Internal NSA reports detail violation of laws, regulations
27 December 2014
The US National Security Agency (NSA) published a cache of “transparency” reports on its web page Wednesday in response to a Freedom of Information Act (FOIA) request submitted by attorneys for the American Civil Liberties Union (ACLU).
The internally generated NSA reports, covering the years 2001-2013 and previously submitted to the Presidential Intelligence Oversight Board, show that NSA agents have consistently violated US law and the agency's own internal regulations over the past decade.
The timing of the release, on Christmas Eve, was clearly designed to ensure that the event could be buried by the US media.
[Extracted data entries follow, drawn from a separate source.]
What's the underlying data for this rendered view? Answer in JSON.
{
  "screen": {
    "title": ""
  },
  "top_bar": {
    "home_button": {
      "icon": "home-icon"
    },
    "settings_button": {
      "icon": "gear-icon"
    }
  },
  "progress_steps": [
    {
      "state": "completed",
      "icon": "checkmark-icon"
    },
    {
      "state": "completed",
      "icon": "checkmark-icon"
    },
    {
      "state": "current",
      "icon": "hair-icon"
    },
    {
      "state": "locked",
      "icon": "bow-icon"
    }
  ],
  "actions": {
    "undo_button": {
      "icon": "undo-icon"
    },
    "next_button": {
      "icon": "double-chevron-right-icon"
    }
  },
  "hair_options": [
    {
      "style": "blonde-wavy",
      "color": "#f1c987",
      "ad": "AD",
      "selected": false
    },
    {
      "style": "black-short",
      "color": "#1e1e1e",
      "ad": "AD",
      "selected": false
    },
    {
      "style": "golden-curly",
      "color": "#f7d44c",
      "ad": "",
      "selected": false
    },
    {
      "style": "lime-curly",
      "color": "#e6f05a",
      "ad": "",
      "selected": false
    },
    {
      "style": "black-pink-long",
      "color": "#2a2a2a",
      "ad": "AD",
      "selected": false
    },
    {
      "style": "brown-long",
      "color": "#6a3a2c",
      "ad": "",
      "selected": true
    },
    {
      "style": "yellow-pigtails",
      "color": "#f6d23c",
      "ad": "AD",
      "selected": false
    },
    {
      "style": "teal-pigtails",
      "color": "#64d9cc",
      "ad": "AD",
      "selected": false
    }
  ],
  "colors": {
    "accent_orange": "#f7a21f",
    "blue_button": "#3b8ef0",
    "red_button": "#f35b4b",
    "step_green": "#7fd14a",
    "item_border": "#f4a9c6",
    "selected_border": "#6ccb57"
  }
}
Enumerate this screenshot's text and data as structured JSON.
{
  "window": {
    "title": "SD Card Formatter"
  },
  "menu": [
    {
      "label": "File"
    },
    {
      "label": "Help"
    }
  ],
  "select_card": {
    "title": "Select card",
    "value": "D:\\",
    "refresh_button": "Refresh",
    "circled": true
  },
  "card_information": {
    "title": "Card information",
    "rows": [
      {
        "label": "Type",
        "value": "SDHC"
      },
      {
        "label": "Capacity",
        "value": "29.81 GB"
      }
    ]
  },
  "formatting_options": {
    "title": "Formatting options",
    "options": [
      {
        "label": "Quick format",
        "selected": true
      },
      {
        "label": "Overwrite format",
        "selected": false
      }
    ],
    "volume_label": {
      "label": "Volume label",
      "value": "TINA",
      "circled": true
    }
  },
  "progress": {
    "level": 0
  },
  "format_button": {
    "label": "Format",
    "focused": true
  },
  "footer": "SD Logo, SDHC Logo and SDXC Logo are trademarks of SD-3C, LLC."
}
The reports show that NSA agents have carried out a range of illegal activities, including electronic spying on US persons (USP), stockpiling data that the agency is required by law to delete, continuing surveillance against targets after they have been found to be USP, and “disseminating” data acquired from surveillance against USP to other government agencies and entities.
Agents specifically targeted individuals not covered by any existing order from the Foreign Intelligence Surveillance Court and used electronic surveillance technology to spy on significant others, spouses, and other associates.
Agents have failed to implement legally required “minimization” procedures, which supposedly remove individuals who have been “incidentally” swept up in the electronic dragnet from the agency’s constantly expanding set of surveillance targets, frequently neglecting to remove targets from surveillance lists even after they are known to the agency to be USP or other unauthorized targets.
The reports make clear that NSA agents have enormous leeway to spy on targets of their choosing, and that the already minor restrictions on spying stipulated by the Foreign Intelligence Surveillance Act are not seriously enforced.
Making a mockery of claims that the agency is implementing “greater transparency,” huge portions of the reports are either redacted entirely or redacted to the point of being completely unintelligible.
In one report, immediately under the heading “Computer Network Exploitation,” which refers to the US government’s hacking and electronic data mining programs, the first several large paragraphs are completely redacted.
All numbers referring to the quantity of violations have been redacted. One report states, for instance, that agents executed a “REDACTED” number of “overly broad” “database queries,” which led to the unlawful targeting of USP.
Ominous references to the expansion of surveillance operations within the US appear in one of the NSA reports, dated 2010.
After a lengthy redaction, the report states, “If approved, this change [text containing referent completely redacted] would align NSA/CSS’s procedures with the Federal Bureau of Investigation’s (FBI) procedures, which permit such searches.”
Brushing aside the overwhelming evidence provided by Edward Snowden’s leaks and substantiated in its own reports, the NSA claims in a statement on the documents that “the vast majority of compliance incidents involve unintentional technical or human error.”
“The NSA goes to great lengths to ensure compliance with the Constitution, laws and regulations,” the official NSA statement reads.
In reality, the NSA’s own documents further substantiate the mountain of evidence showing that the agency is responsible for systematic crimes against US and international law.
Previous disclosures stemming from Edward Snowden's leaks show that the agency runs numerous surveillance programs that target the same types and sources of data. On a daily basis, the Snowden documents show, NSA programs troll through data from virtually all internet and telephone users worldwide.
Based solely on the NSA’s own secret reports to the executive branch, there is no doubt that the agency is responsible for persistent violations of the specific legislation authorizing the surveillance programs and of essential democratic protections laid down in the US Bill of Rights.
Yet far from facing any form of accountability, the NSA will continue to receive the vast resources and virtually free reign it has enjoyed since 2001, when it expanded its surveillance operations in the wake of the September 11 attacks.